Arithmetic Combinatorics - Part II
Org: Yifan Jing
(University of Illinois at Urbana-Champaign) and Chieu-Minh Tran
(University of Notre Dame)
- GABRIEL CONANT, University of Cambridge
Quantitative stable arithmetic regularity in arbitrary finite groups [PDF]
In 2018, Terry and Wolf showed that any stable subset of a finite abelian group can be efficiently approximated by cosets of a subgroup whose index is bounded exponentially in the approximation and stability constants. At the same time, in joint work with Pillay and Terry, we proved a version of this for arbitrary finite groups using model theoretic techniques, with stronger qualitative features, but no quantitative bounds. Here I will discuss a new effective proof of our result, which yields quantitative bounds for arbitrary finite groups, and improves the bound in Terry & Wolf’s result from exponential to polynomial.
- ARTURO RODRIGUEZ FANLO, University of Oxford
On metric approximate subgroups [PDF]
In 2011, using model theory, Hrushovski found a connexion between finite approximate subgroups and Lie groups. This result, known as the Lie model Theorem, was the starting point used to finally give a complete classification of finite approximate subgroups by Breuillard, Green and Tao. In this talk we will see a generalization of the Lie model Theorem to metric approximate subgroups, where small thickenings are also allowed.
- WEIKUN HE, Korea Institute for Advanced Study
Sum-product estimates in semisimple algebras and random walks on the torus [PDF]
I will present some results in the spirit of Bourgain's discretized sum-product theorem, but for general semisimple algebras over the real numbers.
Then I will highlight an application to ergodic theory. More precisely, I will explain how these sum-product estimates are used in proving new results on the equidistribution of linear random walks on the torus.
This talk is based on joint works with Nicolas de Saxcé.
- SIMON MACHADO, University of Cambridge
Approximate Subgroups, Meyer Sets and Arithmeticity [PDF]
Approximate lattices are discrete subsets of locally compact groups that are aperiodic but nonetheless exhibit long range order. In abelian groups, these subsets correspond to the so-called quasi-crystals and were given a precise structure theory by Meyer: he showed that they are projections of arithmetic subsets in higher dimension. We will discuss how tools originating from ergodic theory, aperiodic order and the structure of finite approximate subgroups enable us to generalise at once Meyer’s theorem and Margulis’ arithmeticity. In particular we show that approximate lattices in $SL_n(K),\ n\geq 3$ consist of matrices with coefficients in the set of Pisot numbers.
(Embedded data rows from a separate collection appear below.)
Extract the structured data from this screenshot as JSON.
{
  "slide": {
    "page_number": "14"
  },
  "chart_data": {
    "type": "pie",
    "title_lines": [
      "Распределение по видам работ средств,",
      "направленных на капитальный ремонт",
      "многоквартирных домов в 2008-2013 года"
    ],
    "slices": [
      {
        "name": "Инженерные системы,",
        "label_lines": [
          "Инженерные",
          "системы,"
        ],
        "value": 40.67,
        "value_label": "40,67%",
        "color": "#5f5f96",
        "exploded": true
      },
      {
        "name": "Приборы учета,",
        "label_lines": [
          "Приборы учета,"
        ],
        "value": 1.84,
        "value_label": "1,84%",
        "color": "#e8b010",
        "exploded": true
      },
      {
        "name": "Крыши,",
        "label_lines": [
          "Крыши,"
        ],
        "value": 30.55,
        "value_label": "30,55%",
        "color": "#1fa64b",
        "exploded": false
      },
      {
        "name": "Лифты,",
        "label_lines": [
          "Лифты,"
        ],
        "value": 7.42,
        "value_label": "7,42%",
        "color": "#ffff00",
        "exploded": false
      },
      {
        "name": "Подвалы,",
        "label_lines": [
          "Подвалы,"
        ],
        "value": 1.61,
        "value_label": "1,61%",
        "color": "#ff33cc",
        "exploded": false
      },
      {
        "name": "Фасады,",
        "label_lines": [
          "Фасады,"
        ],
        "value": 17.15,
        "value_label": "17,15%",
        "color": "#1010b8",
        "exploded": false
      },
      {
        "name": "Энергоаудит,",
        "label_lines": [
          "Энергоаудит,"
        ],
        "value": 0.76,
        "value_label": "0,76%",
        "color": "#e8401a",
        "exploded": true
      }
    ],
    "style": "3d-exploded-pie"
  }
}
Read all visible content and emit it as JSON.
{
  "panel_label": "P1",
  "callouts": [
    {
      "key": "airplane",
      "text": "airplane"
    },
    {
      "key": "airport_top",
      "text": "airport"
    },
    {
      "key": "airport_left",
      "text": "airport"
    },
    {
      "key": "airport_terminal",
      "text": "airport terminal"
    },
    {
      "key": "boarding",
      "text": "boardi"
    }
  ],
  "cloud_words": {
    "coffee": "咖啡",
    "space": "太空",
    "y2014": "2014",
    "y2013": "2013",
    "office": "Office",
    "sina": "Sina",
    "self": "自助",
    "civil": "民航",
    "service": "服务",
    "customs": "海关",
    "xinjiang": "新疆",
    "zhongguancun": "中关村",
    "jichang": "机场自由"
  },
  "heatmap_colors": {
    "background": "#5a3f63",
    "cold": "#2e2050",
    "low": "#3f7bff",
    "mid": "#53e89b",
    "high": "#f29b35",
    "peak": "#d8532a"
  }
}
- CHIEU-MINH TRAN, University of Notre Dame
A nonabelian Brunn-Minkowski inequality [PDF]
Henstock and Macbeath asked in 1953 whether the Brunn-Minkowski inequality can be generalized to nonabelian locally compact groups; questions in the same line were also asked by Hrushovski, McCrudden, and Tao. We obtain here such an inequality and prove that it is sharp for helix-free locally compact groups, which includes real linear algebraic groups, Nash groups, semisimple Lie groups with finite center, solvable Lie groups, etc. As an application, we obtain a characterization of sets with nearly minimal measure expansion in noncompact locally compact groups, answering another question by Tao.